Anyway, dinner was delicious, which was a big plus because the things I planned to do this man required energy. Artur started kissing me, but we were interrupted by Sergei growling and nudging his full body weight against me. Don’t laugh. I wasn’t sure if the dog was cock blocking or looking for a threesome. FYI, bestiality is really not my thing.

Thankfully Artur lifted me into his arms and carried me to the bedroom. Yum, he was strong too! But I could hear the dog was following us. Artur shut the door in his face, thank God. Success! We started going at it again, but we could hear Sergei moaning outside the door. So, Artur went to talk to him. Sigh.

There I was, lying on the bed, naked as the day I was born, and the last thing I wanted was to have the dog in bed too, but it was too late. Artur opened the door and in a flash Sergei was right beside me, reclaiming his territory and staring me down. He acted like a wife who had walked in and found me in bed with her husband. The dog was Beyoncé and I was Becky with the good hair about to catch them hands.

Using all my feminine skills I implored Artur to push his dog out of bed, but Sergei wasn’t budging. So Artur turned to me and said, “do you mind if he stays with us? I feel kinda bad you know, he sleeps next to me every night, and it’s not nice leaving him alone in the living room while we’re having fun!” “Couldn’t he give the dog a chew toy to have fun with?”, I thought.
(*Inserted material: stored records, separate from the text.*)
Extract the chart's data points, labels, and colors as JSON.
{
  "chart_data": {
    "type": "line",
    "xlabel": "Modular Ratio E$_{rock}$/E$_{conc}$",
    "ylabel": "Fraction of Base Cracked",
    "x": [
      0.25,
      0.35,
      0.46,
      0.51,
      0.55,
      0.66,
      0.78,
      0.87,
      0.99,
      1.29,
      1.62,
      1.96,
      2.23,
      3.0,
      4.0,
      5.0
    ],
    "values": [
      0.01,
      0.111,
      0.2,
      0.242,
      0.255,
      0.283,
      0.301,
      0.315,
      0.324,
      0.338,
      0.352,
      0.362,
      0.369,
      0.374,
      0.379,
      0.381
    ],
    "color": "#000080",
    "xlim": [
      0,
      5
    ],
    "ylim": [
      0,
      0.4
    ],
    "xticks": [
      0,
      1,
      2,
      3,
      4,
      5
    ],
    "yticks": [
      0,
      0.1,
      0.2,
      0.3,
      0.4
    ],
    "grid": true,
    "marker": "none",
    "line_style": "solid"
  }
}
“Listen Artur, I like dogs, I like Sergei but we’re not talking about a chihuahua or a purse dog, c’mon this dog is enormous! Plus, he is shedding and I’m butt naked. I’m sorry but I don’t want him in bed with us. Can’t you please make an exception?” I asked politely. So, Artur clapped his hands, and the dog left the room.

I cheered silently to myself, “stupid dog, he chose me, I win!” Bye Felicia.

However, the moment was gone. We lay side by side without speaking, and my freshly waxed body was freezing. Then Artur mumbled, “I’m so tired, I need to sleep”. Before I even had a chance to mutter back an ok, he had already stood up and opened the door. His voice changed again as he cooed apologies at the damn dog!

Sergei didn’t waste a second and hopped into bed practically pushing me off! Everything was so clear now! I was NOT the choice!!! I grabbed my clothes, dressed myself in five seconds flat and stormed off, but not before glaring at that blasted dog like he was my worst enemy.

Artur never texted. So, I wrote to him a few weeks later and he responded saying that he had disappeared because I was a horrible person for the way I treated his dog. I mean seriously?!

From then on I stopped dating guys with dogs. Instead I adopted a charming cat that loves sleeping on my couch and never needs to go for a walk!